Uma breve revisão histórica da realidade educacional brasileira revela que as atividades de ensino foram iniciadas na Bahia (sede do Governo Geral) de forma isolada pelos jesuítas a partir de 1549. Nesse período, a Companhia de Jesus criou 17 colégios, com uma proposta de educação que já não objetivava, exclusivamente, a formação de sacerdotes; ofertando o ensino das primeiras letras, o ensino secundário e, em alguns deles, o ensino superior em Artes e Teologia (CUNHA, 2010).
Por outro lado, o país sofreu um processo de resistência à criação de Universidades, que se estendeu do Brasil-Colônia até a Primeira República (1889-1930).
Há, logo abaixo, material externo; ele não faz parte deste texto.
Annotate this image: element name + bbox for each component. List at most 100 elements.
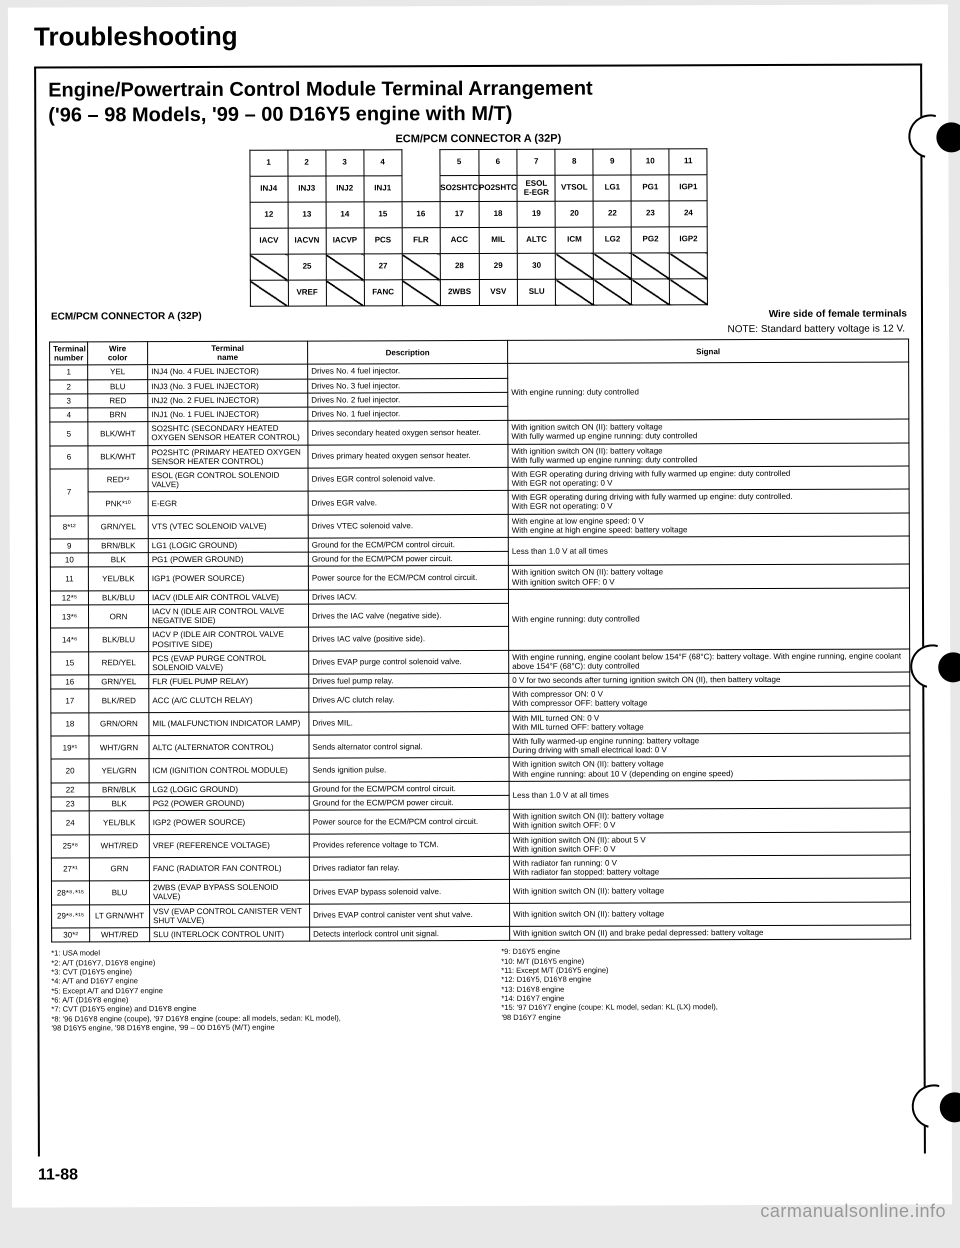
cell-description: Drives No. 1 fuel injector. <box>308 406 508 421</box>
connector-cell: 18 <box>479 201 518 227</box>
connector-cell: 5 <box>440 150 479 176</box>
cell-description: Ground for the ECM/PCM control circuit. <box>309 781 509 796</box>
connector-cell <box>402 254 440 280</box>
cell-signal: With fully warmed-up engine running: bat… <box>509 733 910 758</box>
cell-description: Ground for the ECM/PCM power circuit. <box>309 795 509 810</box>
table-header-row: Terminalnumber Wirecolor Terminalname De… <box>50 339 909 365</box>
cell-terminal-name: INJ3 (No. 3 FUEL INJECTOR) <box>148 379 308 394</box>
connector-cell: VTSOL <box>555 175 593 201</box>
cell-terminal-number: 9 <box>50 539 88 553</box>
connector-cell: IGP2 <box>669 227 707 253</box>
cell-description: Provides reference voltage to TCM. <box>309 833 509 857</box>
connector-cell: 8 <box>555 149 593 175</box>
page-number: 11-88 <box>38 1163 926 1184</box>
cell-wire-color: GRN/YEL <box>88 515 148 539</box>
connector-cell: 12 <box>250 202 288 228</box>
cell-description: Ground for the ECM/PCM power circuit. <box>308 552 508 567</box>
cell-terminal-number: 5 <box>50 422 88 446</box>
connector-cell: VREF <box>288 280 326 306</box>
cell-terminal-number: 12*⁵ <box>50 591 88 605</box>
cell-description: Drives A/C clutch relay. <box>309 688 509 712</box>
connector-cell <box>326 254 364 280</box>
cell-terminal-name: ICM (IGNITION CONTROL MODULE) <box>149 758 309 782</box>
watermark: carmanualsonline.info <box>760 1201 946 1222</box>
cell-wire-color: YEL/GRN <box>89 759 149 783</box>
cell-signal: With EGR operating during driving with f… <box>508 489 909 514</box>
connector-cell: ESOLE-EGR <box>517 175 555 201</box>
cell-terminal-number: 7 <box>50 469 88 516</box>
connector-cell: IACVN <box>288 228 326 254</box>
footnotes: *1: USA model*2: A/T (D16Y7, D16Y8 engin… <box>51 946 911 1033</box>
cell-signal: With ignition switch ON (II): about 5 VW… <box>509 831 910 856</box>
connector-cell: 2WBS <box>440 280 479 306</box>
connector-cell: 15 <box>364 202 402 228</box>
cell-wire-color: YEL/BLK <box>89 811 149 835</box>
cell-signal: With ignition switch ON (II) and brake p… <box>510 925 911 941</box>
connector-cell: PG2 <box>631 227 669 253</box>
connector-cell <box>670 253 708 279</box>
connector-cell: 29 <box>479 253 518 279</box>
connector-cell: 27 <box>364 254 402 280</box>
table-row: 18GRN/ORNMIL (MALFUNCTION INDICATOR LAMP… <box>51 710 910 736</box>
cell-signal: With radiator fan running: 0 VWith radia… <box>509 855 910 880</box>
table-row: 25*⁸WHT/REDVREF (REFERENCE VOLTAGE)Provi… <box>51 831 910 857</box>
cell-description: Drives MIL. <box>309 711 509 735</box>
table-row: 30*²WHT/REDSLU (INTERLOCK CONTROL UNIT)D… <box>52 925 911 942</box>
cell-description: Drives the IAC valve (negative side). <box>308 603 508 627</box>
cell-description: Sends alternator control signal. <box>309 734 509 758</box>
connector-cell: 10 <box>631 149 669 175</box>
connector-cell: FANC <box>364 280 402 306</box>
subtitle-line-1: Engine/Powertrain Control Module Termina… <box>48 78 593 102</box>
cell-description: Drives No. 3 fuel injector. <box>308 378 508 393</box>
cell-wire-color: BLK/RED <box>89 689 149 713</box>
voltage-note: NOTE: Standard battery voltage is 12 V. <box>49 324 909 338</box>
cell-terminal-name: VTS (VTEC SOLENOID VALVE) <box>148 515 308 539</box>
connector-cell: 24 <box>669 201 707 227</box>
cell-terminal-name: LG2 (LOGIC GROUND) <box>149 782 309 797</box>
connector-cell: MIL <box>479 227 518 253</box>
content-frame: Engine/Powertrain Control Module Termina… <box>34 63 926 1156</box>
cell-terminal-name: ACC (A/C CLUTCH RELAY) <box>149 688 309 712</box>
connector-cell <box>632 279 670 305</box>
connector-cell <box>632 253 670 279</box>
cell-terminal-number: 10 <box>50 553 88 567</box>
table-row: 20YEL/GRNICM (IGNITION CONTROL MODULE)Se… <box>51 756 910 782</box>
cell-terminal-number: 1 <box>50 365 88 379</box>
cell-terminal-number: 4 <box>50 408 88 422</box>
th-description: Description <box>308 340 508 364</box>
connector-cell <box>556 279 594 305</box>
cell-description: Drives No. 4 fuel injector. <box>308 364 508 379</box>
cell-description: Drives EVAP bypass solenoid valve. <box>309 880 509 904</box>
table-row: 27*¹GRNFANC (RADIATOR FAN CONTROL)Drives… <box>51 855 910 881</box>
section-title: Engine/Powertrain Control Module Termina… <box>48 76 908 129</box>
connector-cell <box>594 279 632 305</box>
cell-description: Drives fuel pump relay. <box>309 673 509 688</box>
cell-terminal-name: FANC (RADIATOR FAN CONTROL) <box>149 857 309 881</box>
cell-wire-color: BLK/WHT <box>88 445 148 469</box>
table-row: 7RED*²ESOL (EGR CONTROL SOLENOID VALVE)D… <box>50 466 909 492</box>
cell-wire-color: RED*² <box>88 469 148 493</box>
footnotes-left: *1: USA model*2: A/T (D16Y7, D16Y8 engin… <box>51 947 461 1033</box>
connector-cell: 17 <box>440 202 479 228</box>
cell-wire-color: WHT/GRN <box>89 736 149 760</box>
cell-terminal-name: LG1 (LOGIC GROUND) <box>148 538 308 553</box>
connector-cell: 28 <box>440 254 479 280</box>
cell-wire-color: GRN/YEL <box>89 675 149 689</box>
cell-wire-color: BLK/BLU <box>89 628 149 652</box>
cell-description: Drives No. 2 fuel injector. <box>308 392 508 407</box>
cell-wire-color: BLU <box>89 881 149 905</box>
cell-terminal-name: INJ4 (No. 4 FUEL INJECTOR) <box>148 364 308 379</box>
connector-cell: PG1 <box>631 175 669 201</box>
th-wire-color: Wirecolor <box>88 342 148 366</box>
table-row: 6BLK/WHTPO2SHTC (PRIMARY HEATED OXYGEN S… <box>50 443 909 469</box>
connector-cell: IGP1 <box>669 175 707 201</box>
table-row: PNK*¹⁰E-EGRDrives EGR valve.With EGR ope… <box>50 489 909 515</box>
table-row: 29*⁸·*¹⁵LT GRN/WHTVSV (EVAP CONTROL CANI… <box>52 902 911 928</box>
cell-description: Drives IAC valve (positive side). <box>309 627 509 651</box>
cell-signal: Less than 1.0 V at all times <box>509 780 910 810</box>
table-row: 11YEL/BLKIGP1 (POWER SOURCE)Power source… <box>50 564 909 590</box>
cell-terminal-name: IACV P (IDLE AIR CONTROL VALVE POSITIVE … <box>149 627 309 651</box>
cell-terminal-number: 15 <box>51 652 89 676</box>
cell-wire-color: LT GRN/WHT <box>90 904 150 928</box>
cell-signal: With ignition switch ON (II): battery vo… <box>508 564 909 589</box>
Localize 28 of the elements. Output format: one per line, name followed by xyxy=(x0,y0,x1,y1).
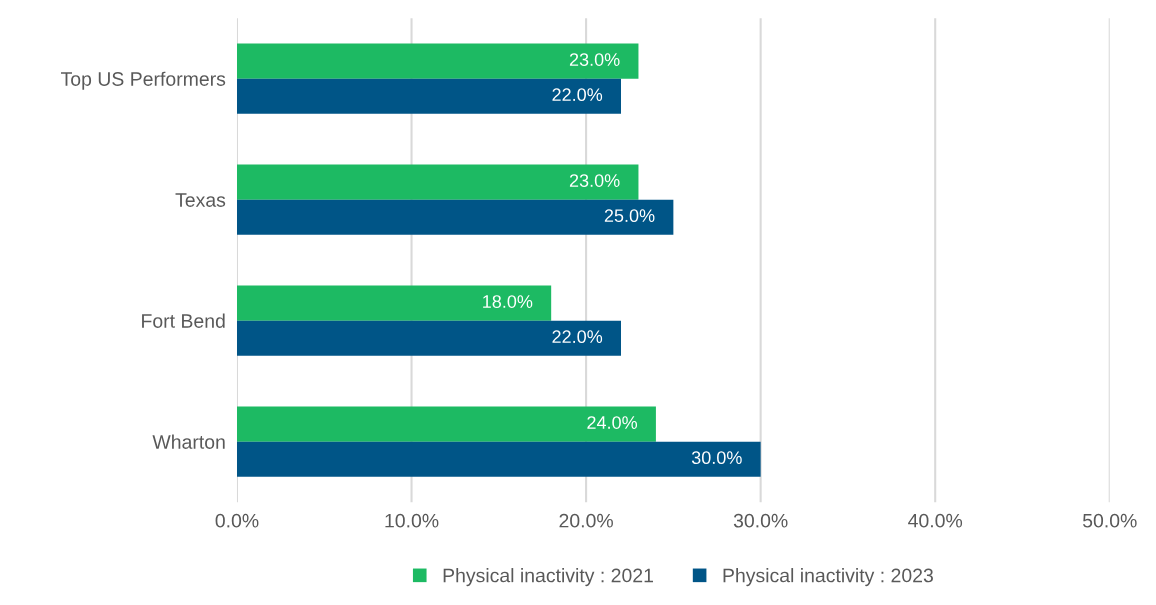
bar xyxy=(236,285,552,321)
data-label: 25.0% xyxy=(604,209,655,223)
data-label: 24.0% xyxy=(587,416,638,429)
data-label: 23.0% xyxy=(569,53,620,66)
y-tick-label: Fort Bend xyxy=(142,313,225,328)
bar xyxy=(236,320,621,356)
bar xyxy=(236,164,639,200)
data-label: 18.0% xyxy=(483,295,533,308)
legend-label: Physical inactivity : 2021 xyxy=(443,568,653,587)
x-tick-label: 10.0% xyxy=(385,513,439,528)
y-tick-label: Top US Performers xyxy=(61,71,226,90)
data-label: 22.0% xyxy=(552,88,603,102)
data-label: 23.0% xyxy=(569,174,620,187)
y-tick-label: Texas xyxy=(175,193,226,207)
bar xyxy=(236,199,674,235)
bar xyxy=(236,78,621,114)
x-tick-label: 40.0% xyxy=(908,513,963,528)
x-tick-label: 30.0% xyxy=(733,513,788,528)
bar xyxy=(236,406,656,442)
x-tick-label: 0.0% xyxy=(215,513,259,528)
x-tick-label: 50.0% xyxy=(1082,513,1137,528)
data-label: 22.0% xyxy=(552,330,603,344)
y-tick-label: Wharton xyxy=(152,434,225,449)
data-label: 30.0% xyxy=(691,451,742,465)
x-tick-label: 20.0% xyxy=(559,513,613,528)
legend-label: Physical inactivity : 2023 xyxy=(723,568,933,587)
bar xyxy=(236,441,761,477)
bar xyxy=(236,43,639,79)
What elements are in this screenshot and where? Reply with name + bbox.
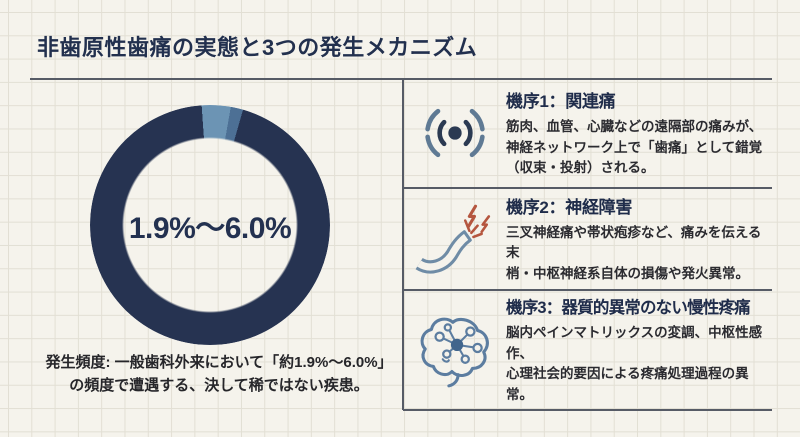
section-divider-2 — [403, 289, 772, 291]
panel-divider — [402, 79, 404, 410]
mechanism-2-section: 機序2：神経障害 三叉神経痛や帯状疱疹など、痛みを伝える末 梢・中枢神経系自体の… — [403, 188, 772, 289]
chart-caption: 発生頻度: 一般歯科外来において「約1.9%〜6.0%」 の頻度で遭遇する、決し… — [45, 354, 393, 394]
mechanism-2-heading: 機序2：神経障害 — [506, 197, 633, 217]
section-divider-1 — [403, 187, 772, 189]
title-divider — [30, 78, 772, 80]
brain-network-icon — [403, 309, 506, 391]
mechanism-3-body: 脳内ペインマトリックスの変調、中枢性感作、 心理社会的要因による疼痛処理過程の異… — [506, 325, 763, 402]
donut-center-label: 1.9%〜6.0% — [128, 212, 292, 245]
section-divider-3 — [403, 409, 772, 411]
radiating-waves-icon — [403, 92, 506, 174]
mechanism-1-text: 機序1：関連痛 筋肉、血管、心臓などの遠隔部の痛みが、 神経ネットワーク上で「歯… — [506, 87, 772, 179]
mechanism-2-body: 三叉神経痛や帯状疱疹など、痛みを伝える末 梢・中枢神経系自体の損傷や発火異常。 — [506, 224, 762, 281]
mechanism-1-section: 機序1：関連痛 筋肉、血管、心臓などの遠隔部の痛みが、 神経ネットワーク上で「歯… — [403, 79, 772, 187]
mechanism-2-text: 機序2：神経障害 三叉神経痛や帯状疱疹など、痛みを伝える末 梢・中枢神経系自体の… — [506, 193, 772, 285]
page-title: 非歯原性歯痛の実態と3つの発生メカニズム — [37, 35, 478, 60]
damaged-nerve-icon — [403, 198, 506, 280]
mechanism-3-section: 機序3：器質的異常のない慢性疼痛 脳内ペインマトリックスの変調、中枢性感作、 心… — [403, 290, 772, 409]
mechanism-1-body: 筋肉、血管、心臓などの遠隔部の痛みが、 神経ネットワーク上で「歯痛」として錯覚 … — [506, 119, 763, 176]
mechanism-3-text: 機序3：器質的異常のない慢性疼痛 脳内ペインマトリックスの変調、中枢性感作、 心… — [506, 294, 772, 405]
donut-chart — [90, 105, 330, 345]
mechanism-1-heading: 機序1：関連痛 — [506, 92, 616, 112]
mechanism-3-heading: 機序3：器質的異常のない慢性疼痛 — [506, 299, 751, 317]
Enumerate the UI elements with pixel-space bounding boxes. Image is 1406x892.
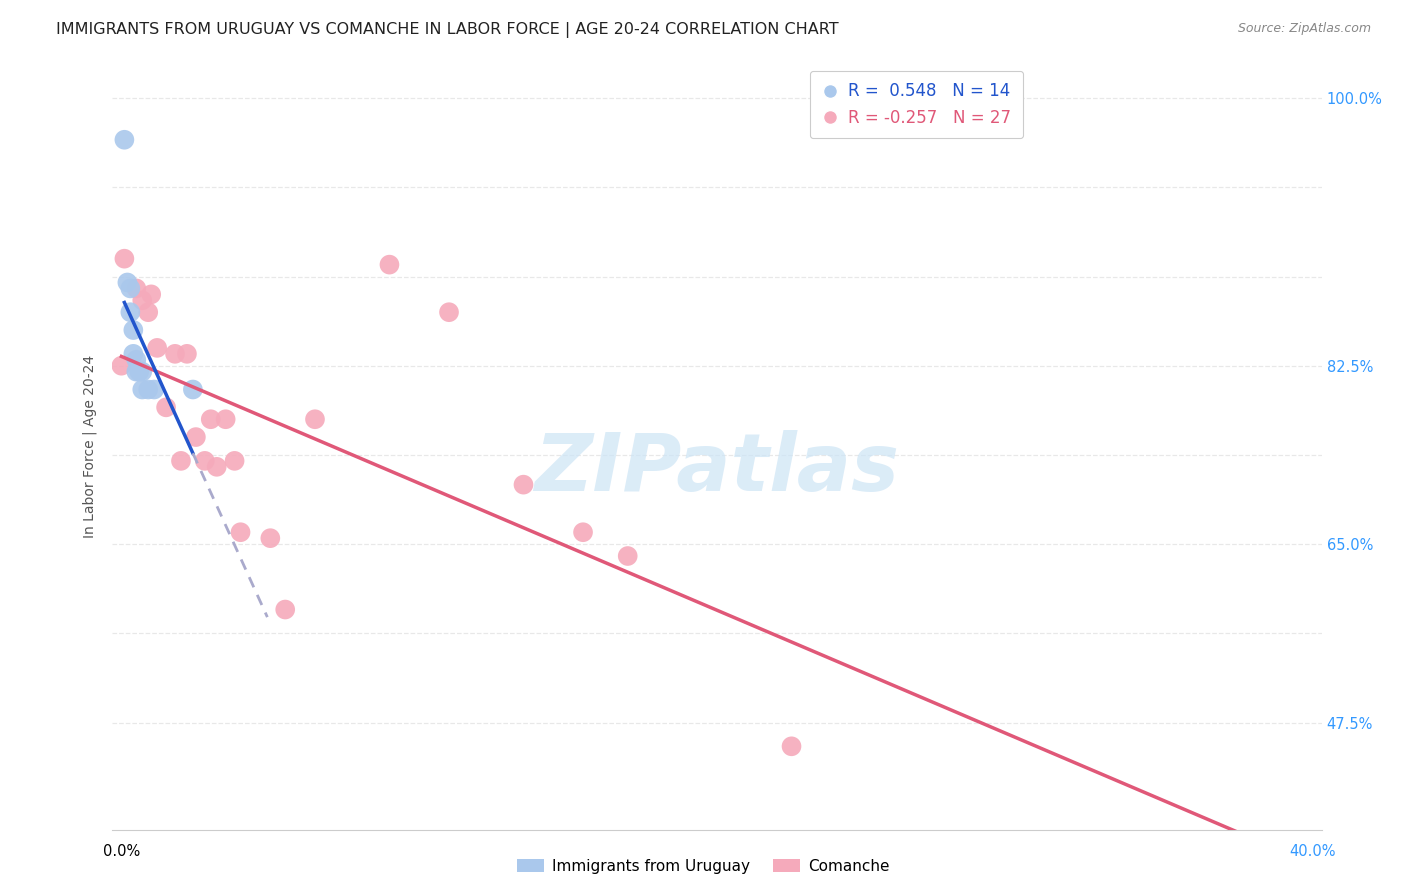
Point xyxy=(184,430,207,444)
Point xyxy=(224,454,246,468)
Point xyxy=(120,281,142,295)
Y-axis label: In Labor Force | Age 20-24: In Labor Force | Age 20-24 xyxy=(82,354,97,538)
Point xyxy=(214,412,236,426)
Text: 40.0%: 40.0% xyxy=(1289,844,1336,859)
Point xyxy=(131,293,153,308)
Point xyxy=(181,383,204,397)
Point xyxy=(141,287,163,301)
Point xyxy=(117,276,139,290)
Point xyxy=(194,454,217,468)
Point xyxy=(125,281,148,295)
Point xyxy=(110,359,132,373)
Point xyxy=(229,525,252,540)
Point xyxy=(128,365,150,379)
Text: Source: ZipAtlas.com: Source: ZipAtlas.com xyxy=(1237,22,1371,36)
Point xyxy=(200,412,222,426)
Point xyxy=(136,383,159,397)
Point xyxy=(780,739,803,754)
Point xyxy=(512,477,534,491)
Point xyxy=(131,383,153,397)
Point xyxy=(205,459,228,474)
Point xyxy=(125,365,148,379)
Point xyxy=(176,347,198,361)
Point xyxy=(143,383,166,397)
Point xyxy=(112,133,135,147)
Text: IMMIGRANTS FROM URUGUAY VS COMANCHE IN LABOR FORCE | AGE 20-24 CORRELATION CHART: IMMIGRANTS FROM URUGUAY VS COMANCHE IN L… xyxy=(56,22,839,38)
Legend: Immigrants from Uruguay, Comanche: Immigrants from Uruguay, Comanche xyxy=(510,853,896,880)
Text: ZIPatlas: ZIPatlas xyxy=(534,430,900,508)
Point xyxy=(616,549,638,563)
Point xyxy=(146,341,169,355)
Point xyxy=(378,258,401,272)
Legend: R =  0.548   N = 14, R = -0.257   N = 27: R = 0.548 N = 14, R = -0.257 N = 27 xyxy=(810,70,1024,138)
Point xyxy=(274,602,297,616)
Point xyxy=(437,305,460,319)
Point xyxy=(112,252,135,266)
Point xyxy=(259,531,281,545)
Point xyxy=(122,347,145,361)
Point xyxy=(163,347,186,361)
Point xyxy=(155,401,177,415)
Point xyxy=(304,412,326,426)
Point xyxy=(170,454,193,468)
Point xyxy=(572,525,595,540)
Point xyxy=(125,352,148,367)
Point xyxy=(131,365,153,379)
Text: 0.0%: 0.0% xyxy=(103,844,141,859)
Point xyxy=(136,305,159,319)
Point xyxy=(120,305,142,319)
Point xyxy=(122,323,145,337)
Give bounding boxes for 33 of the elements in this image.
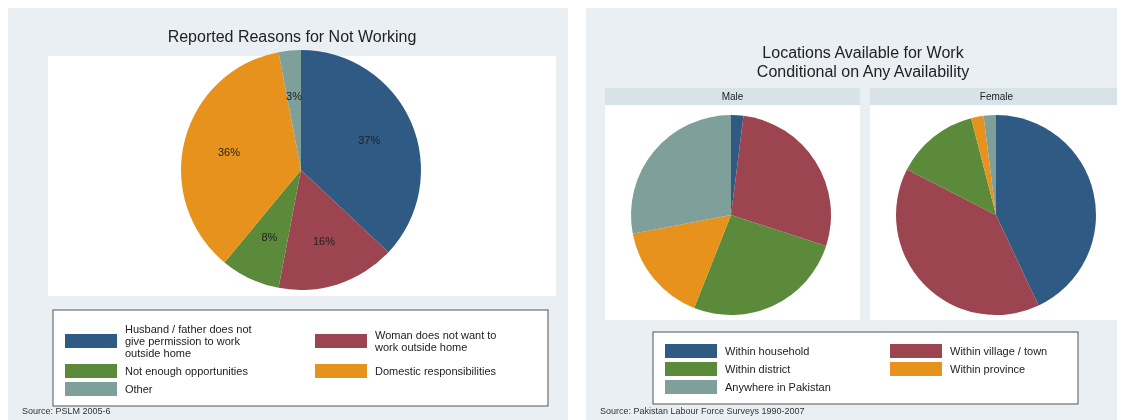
legend-label: Within household bbox=[725, 345, 810, 357]
pie-slice bbox=[224, 170, 301, 288]
legend-label: Domestic responsibilities bbox=[375, 365, 497, 377]
pie-slice bbox=[301, 50, 421, 253]
legend-label: Other bbox=[125, 383, 153, 395]
pie-slice bbox=[631, 115, 731, 234]
pie-slice bbox=[694, 215, 827, 315]
source-note: Source: Pakistan Labour Force Surveys 1990-2007 bbox=[600, 406, 805, 416]
chart-subtitle: Female bbox=[979, 91, 1014, 102]
legend-label: Woman does not want to work outside home bbox=[374, 329, 497, 353]
pie-slice bbox=[996, 115, 1096, 306]
pie-slice bbox=[731, 115, 831, 246]
legend-label: Not enough opportunities bbox=[125, 365, 249, 377]
chart-title: Reported Reasons for Not Working bbox=[167, 28, 417, 45]
pie-slice bbox=[278, 170, 389, 290]
data-label: 8% bbox=[261, 231, 278, 244]
legend-label: Husband / father does not give permission to work outside home bbox=[125, 323, 252, 359]
source-note: Source: PSLM 2005-6 bbox=[22, 406, 111, 416]
text: Locations Available for Work Conditional on Any Availability bbox=[756, 44, 970, 80]
data-label: 36% bbox=[217, 145, 241, 158]
pie-slice bbox=[906, 118, 996, 215]
legend-label: Within district bbox=[725, 363, 791, 375]
pie-slice bbox=[278, 50, 301, 170]
pie-slice bbox=[896, 169, 1039, 315]
data-label: 16% bbox=[312, 234, 336, 247]
pie-slice bbox=[971, 115, 996, 215]
legend-label: Within province bbox=[950, 363, 1026, 375]
data-label: 37% bbox=[358, 134, 381, 147]
legend-label: Within village / town bbox=[950, 345, 1048, 357]
pie-slice bbox=[181, 52, 301, 263]
pie-slice bbox=[632, 215, 731, 308]
chart-subtitle: Male bbox=[721, 91, 744, 102]
legend-label: Anywhere in Pakistan bbox=[725, 381, 831, 393]
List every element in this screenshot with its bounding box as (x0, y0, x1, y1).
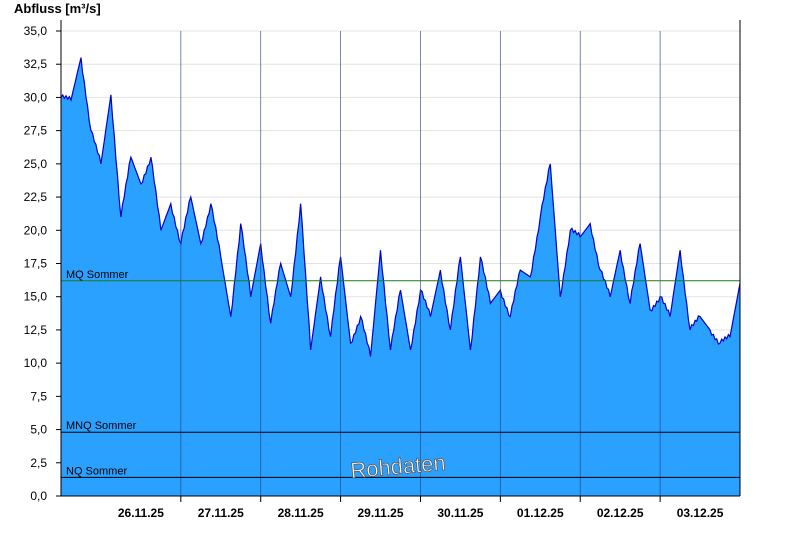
y-tick-label: 25,0 (24, 157, 48, 171)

Logo, a atividade universitária emergiu tardiamente, principalmente se comparada a outros países da América espanhola, que tiveram Universidades criadas ainda no século XVI (TEIXEIRA, 1968; CUNHA, 2010).
A primeira universidade brasileira, a Universidade do Rio de Janeiro, surgiu em 1920, articulada pela reunião de algumas poucas e tímidas iniciativas que, mesmo de forma embrionária, configuravam núcleos pré-existentes de pequenas Faculdades. Somente a partir de 1940, de forma pontual, foram-se rompendo paulatinamente as barreiras contra a atividade universitária no Brasil. Mesmo assim, sem a conotação de política governamental, mas, prioritariamente, um modelo centrado na formação profissional por meio de Faculdades isoladas (OLIVEN, 2002; CUNHA, 2010).
A partir de meados dos anos 1960, houve um expressivo crescimento de Instituições de Ensino Superior (IES), principalmente graças à oferta privada. Desde esse primeiro momento, consagrou-se no país um processo de abertura mercadológica do ensino superior baseado em um modelo que privilegiou e que, ainda hoje, segue privilegiando a participação do capital financeiro no processo de expansão universitária. Iniciativa que, nos dias atuais, promoveu uma grande aceleração das parcerias público- privadas, inclusive com o financiamento público, refletindo as pressões políticas em favor do aumento de vagas e da consequente massificação do acesso (DOURADO; CATANI; OLIVEIRA, 2003; GOMES, 2006; NASCIMENTO, 2012).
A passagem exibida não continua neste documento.